With a genuine, helpful community you’ll have that support, and not only will you improve as a designer, but you’ll believe it when somebody tells you that you’re improving. When you’re not feeling anxious, trust me, you’ll care less about being the cool kid, and more about the users you’re designing for.
A supportive team and a productive feedback workflow like Sympli also helps to!
Even if you’re not the type to feel anxious or unconfident, you’ve probably come across somebody that does. If 1 in 4 individuals suffer from a mental disorder or temporary anxiety on a semi-regular basis, you probably came across somebody in need of some reassurance today. If designers have high-IQ levels, and high-IQ relates to an increased likelihood of issues with mental health, that number could be even higher. Be nice, be helpful, be supportive. Don’t be an ass in comments.

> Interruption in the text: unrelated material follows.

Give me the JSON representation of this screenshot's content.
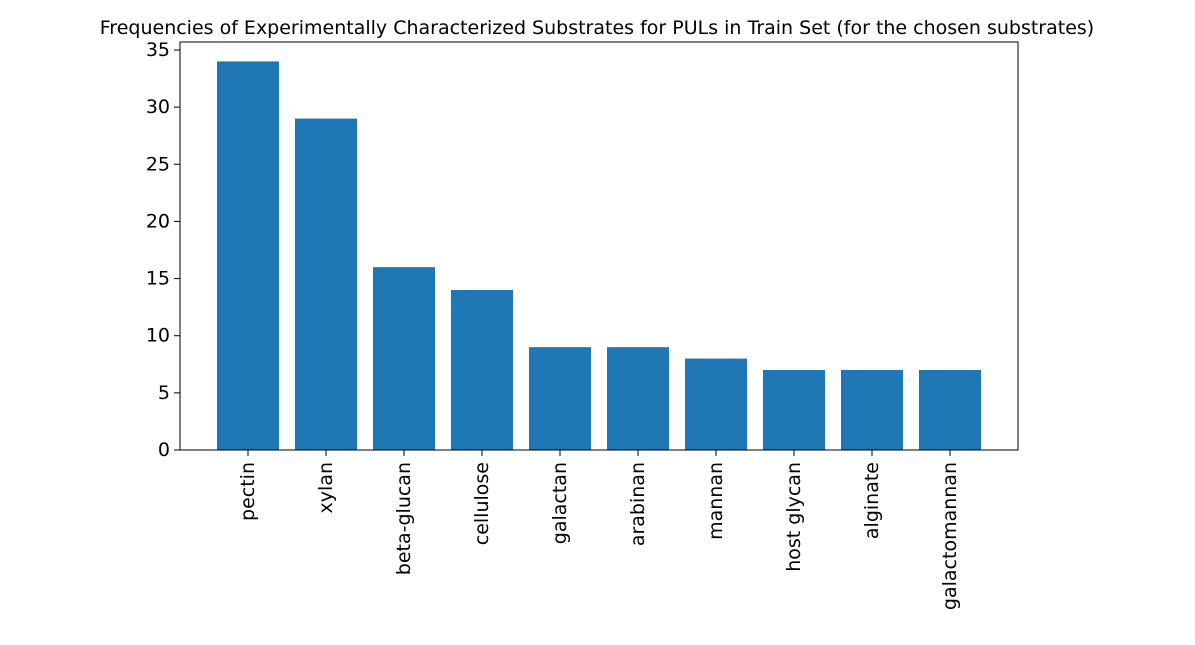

If you do suffer from a mental disorder of some kind, even if it’s only temporary, remember that you’re not alone. We all have doubts about our abilities sometimes, but with the right environment, we can benefit from the right support.
A mental disorder is not what you have, it’s who you are.
Note: I’m not an expert on mental health. There’s probably a lot more to be said on the topic, and by those with much more knowledge than I, but hopefully there’s enough here to provoke some discussion, raise some awareness, and offer some support to those who need it — on behalf of the Sympli team, thanks for reading.